I had scheduled a massage for the end of the day, but by the time I finished, it was too late for Lisa to muster up the energy for a massage. It was just as well…I think I needed sleep more than anything by that time.

Through my own tenacity and with the encouragement of others, I rode those 50 repeats up Torrey Pines that day. After celebrating briefly with Steven Flack, I put the bike and my tired carcass into the van and drove home. With a smile on my face, I proudly told my wife Katie that I achieved my goal. Her enthusiasm didn’t seem to match mine. With a contorted face, she asked me, “Why don’t you try racing against OTHER people?”

Apparently I thought that was a good idea. That fall I tried my first “time trial” on Fiesta Island. The following January I tried my first criterium. Within two years of that fateful day, I was not only a member of the San Diego Bicycle Club (SDBC), but I was a board member and sponsor.

On that day, through my wife’s subtle suggestion after my small accomplishment, I unlocked a Pandora’s Box of passion for a sport that I should have known I’d love but never really followed very closely. Granted, this climb took place while Lance Armstrong was winning his 7th Tour de France, but practically everyone was aware of that. I went from being an occasional subscriber to Bicycling Magazine to being an avid reader of VeloNews, ProCycling, Cycle Sport, Road Bike Action and others (see links at La Jolla Vélo here).

My biggest inspirations are the guys in their seventies, eighties, and nineties who race their bikes. They show me that despite the 35-year delay of my discovery of bike racing, there’s a lot more fun on the road ahead. While I know there are many, many riders out there who can climb Torrey Pines grade much faster than I can, there are very few who are both tenacious and insane enough to try it 50 times in one day.

Footnote: This ride took place three years after our first "Team in Training" ride around Lake Tahoe, which was a fundraising effort to help fight leukemia (which Steven Flack was suffering from).
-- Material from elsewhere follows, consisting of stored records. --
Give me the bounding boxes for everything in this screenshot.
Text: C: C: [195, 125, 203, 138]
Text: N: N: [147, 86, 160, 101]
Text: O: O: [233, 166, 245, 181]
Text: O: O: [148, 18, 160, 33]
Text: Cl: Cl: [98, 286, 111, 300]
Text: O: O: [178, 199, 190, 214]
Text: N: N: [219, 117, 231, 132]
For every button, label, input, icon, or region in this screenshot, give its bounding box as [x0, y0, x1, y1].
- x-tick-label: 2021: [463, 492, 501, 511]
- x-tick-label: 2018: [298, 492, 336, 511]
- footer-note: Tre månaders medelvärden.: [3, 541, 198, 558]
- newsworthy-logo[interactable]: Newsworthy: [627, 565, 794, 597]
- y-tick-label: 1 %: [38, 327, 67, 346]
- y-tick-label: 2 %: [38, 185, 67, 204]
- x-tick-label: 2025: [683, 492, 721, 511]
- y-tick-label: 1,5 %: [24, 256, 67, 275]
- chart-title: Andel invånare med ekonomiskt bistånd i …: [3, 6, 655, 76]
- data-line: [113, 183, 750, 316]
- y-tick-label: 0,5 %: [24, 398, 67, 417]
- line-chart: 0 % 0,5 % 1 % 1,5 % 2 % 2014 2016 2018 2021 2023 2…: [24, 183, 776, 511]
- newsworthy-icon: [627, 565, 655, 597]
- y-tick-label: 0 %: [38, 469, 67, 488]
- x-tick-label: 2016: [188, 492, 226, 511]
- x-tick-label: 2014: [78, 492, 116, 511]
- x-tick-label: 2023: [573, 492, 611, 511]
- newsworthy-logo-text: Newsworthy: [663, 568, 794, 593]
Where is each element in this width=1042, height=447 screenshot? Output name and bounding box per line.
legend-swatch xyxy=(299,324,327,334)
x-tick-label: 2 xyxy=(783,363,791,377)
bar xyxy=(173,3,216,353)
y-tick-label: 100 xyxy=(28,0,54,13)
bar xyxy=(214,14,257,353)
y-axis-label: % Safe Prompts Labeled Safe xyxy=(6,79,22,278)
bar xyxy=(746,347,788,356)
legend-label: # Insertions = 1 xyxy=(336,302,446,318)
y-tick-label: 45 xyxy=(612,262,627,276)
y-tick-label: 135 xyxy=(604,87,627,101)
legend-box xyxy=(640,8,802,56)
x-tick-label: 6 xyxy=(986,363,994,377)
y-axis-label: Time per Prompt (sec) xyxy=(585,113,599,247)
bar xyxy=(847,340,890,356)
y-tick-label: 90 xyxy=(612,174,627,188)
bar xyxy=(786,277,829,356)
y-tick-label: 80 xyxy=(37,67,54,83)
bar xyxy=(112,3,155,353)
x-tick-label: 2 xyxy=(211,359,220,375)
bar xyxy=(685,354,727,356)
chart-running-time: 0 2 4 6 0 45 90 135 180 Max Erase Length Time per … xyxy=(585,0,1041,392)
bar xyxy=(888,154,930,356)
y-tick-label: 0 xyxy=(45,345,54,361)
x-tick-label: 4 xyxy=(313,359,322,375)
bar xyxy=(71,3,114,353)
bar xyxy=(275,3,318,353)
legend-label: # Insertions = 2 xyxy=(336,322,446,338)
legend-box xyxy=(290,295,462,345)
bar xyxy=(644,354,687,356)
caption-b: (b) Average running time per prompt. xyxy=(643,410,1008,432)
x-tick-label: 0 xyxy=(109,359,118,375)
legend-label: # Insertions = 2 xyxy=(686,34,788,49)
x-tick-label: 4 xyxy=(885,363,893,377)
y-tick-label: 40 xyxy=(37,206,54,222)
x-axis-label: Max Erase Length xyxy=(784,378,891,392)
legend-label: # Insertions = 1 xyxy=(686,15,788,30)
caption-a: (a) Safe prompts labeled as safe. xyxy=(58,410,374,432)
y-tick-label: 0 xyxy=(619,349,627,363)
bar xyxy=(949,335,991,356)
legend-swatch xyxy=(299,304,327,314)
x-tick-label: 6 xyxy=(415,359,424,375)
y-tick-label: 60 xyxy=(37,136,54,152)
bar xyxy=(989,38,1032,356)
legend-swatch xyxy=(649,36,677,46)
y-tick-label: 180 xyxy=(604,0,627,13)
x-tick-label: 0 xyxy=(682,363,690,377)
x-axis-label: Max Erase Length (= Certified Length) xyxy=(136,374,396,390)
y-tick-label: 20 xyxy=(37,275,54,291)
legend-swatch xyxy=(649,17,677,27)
Photos from this ride can be found here.

Update (August 2009): I learned that one of SDBC's ride leaders, Mike Abell, decided to celebrate his 52nd birthday by climbing up Torrey Pines 52 times yesterday. Now he and I both know that there are MUCH more enjoyable ways to spend a birthday. Congratulations, Mike! (I would have enjoyed doing a dozen or so laps with him, but I've been in Berlin on business for a couple days now.)